Under Strange Suns is a science fiction novel written by American author Ken Lizzi, published in trade paperback and ebook by Twilight Times Books in December 2015.

==Plot summary==
Retiring Special Forces soldier Aidan Carson is enlisted by Brooklynn Vance, niece of the lost inventor of the faster than light drive, to help find her uncle. Hence he finds himself leaving chaos-plagued Earth, beset by terrorist attacks and religious warfare, for an interstellar voyage of rescue and exploration on the starship Yuscehnkov. He finds space travel dangerous, and war a constant, even on alien worlds. Soon he is once again at war, this time to defend an alien race.

==Reception==
Steve Perry writes "Ken Lizzi's new novel blasts off in an action-packed flight to worlds far away, in a cross between John Carter and Star Trek, with just a dab of Starship Troopers tossed in. And it's swords and guns and aliens, oh, my ... What's not to like?"

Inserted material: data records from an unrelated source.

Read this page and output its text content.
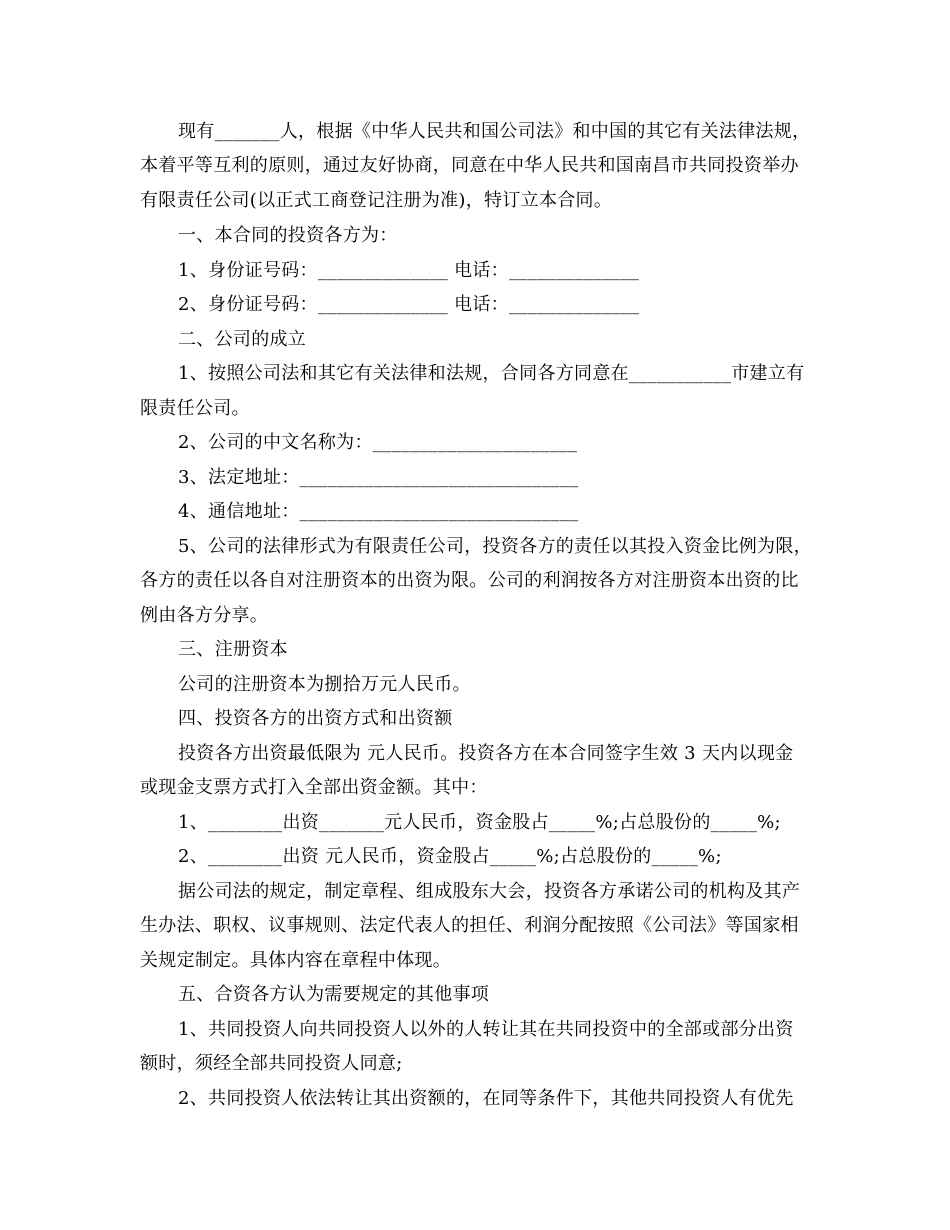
现有_______人，根据《中华人民共和国公司法》和中国的其它有关法律法规，
本着平等互利的原则，通过友好协商，同意在中华人民共和国南昌市共同投资举办
有限责任公司(以正式工商登记注册为准)，特订立本合同。
一、本合同的投资各方为：
1、身份证号码：______________ 电话：______________
2、身份证号码：______________ 电话：______________
二、公司的成立
1、按照公司法和其它有关法律和法规，合同各方同意在___________市建立有
限责任公司。
2、公司的中文名称为：______________________
3、法定地址：______________________________
4、通信地址：______________________________
5、公司的法律形式为有限责任公司，投资各方的责任以其投入资金比例为限，
各方的责任以各自对注册资本的出资为限。公司的利润按各方对注册资本出资的比
例由各方分享。
三、注册资本
公司的注册资本为捌拾万元人民币。
四、投资各方的出资方式和出资额
投资各方出资最低限为 元人民币。投资各方在本合同签字生效 3 天内以现金
或现金支票方式打入全部出资金额。其中：
1、________出资_______元人民币，资金股占_____%;占总股份的_____%;
2、________出资 元人民币，资金股占_____%;占总股份的_____%;
据公司法的规定，制定章程、组成股东大会，投资各方承诺公司的机构及其产
生办法、职权、议事规则、法定代表人的担任、利润分配按照《公司法》等国家相
关规定制定。具体内容在章程中体现。
五、合资各方认为需要规定的其他事项
1、共同投资人向共同投资人以外的人转让其在共同投资中的全部或部分出资
额时，须经全部共同投资人同意;
2、共同投资人依法转让其出资额的，在同等条件下，其他共同投资人有优先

Publishers Weekly calls the novel "[b]rilliant in some ways, broken in others," finding it has "some strong points but significant flaws," with "a great pulp-like feel to the exploration, theoretical technology, and desperate battles, but generic characters and bloated sentences [which] weigh the story down," noting that "Lizzi keeps all of the female characters on the sidelines, while male humans and aliens pay key roles." The reviewer feels the story "[t]read[s] dangerously close to Islamophobia in early scenes, ... recovers by moving ... off Earth, only to stumble once more by creating an alien theocracy that hews too close to fearmongering portrayals of Islam." Summing up, "this work suggests that Lizzi is a writer to watch--but not necessarily one to read just yet."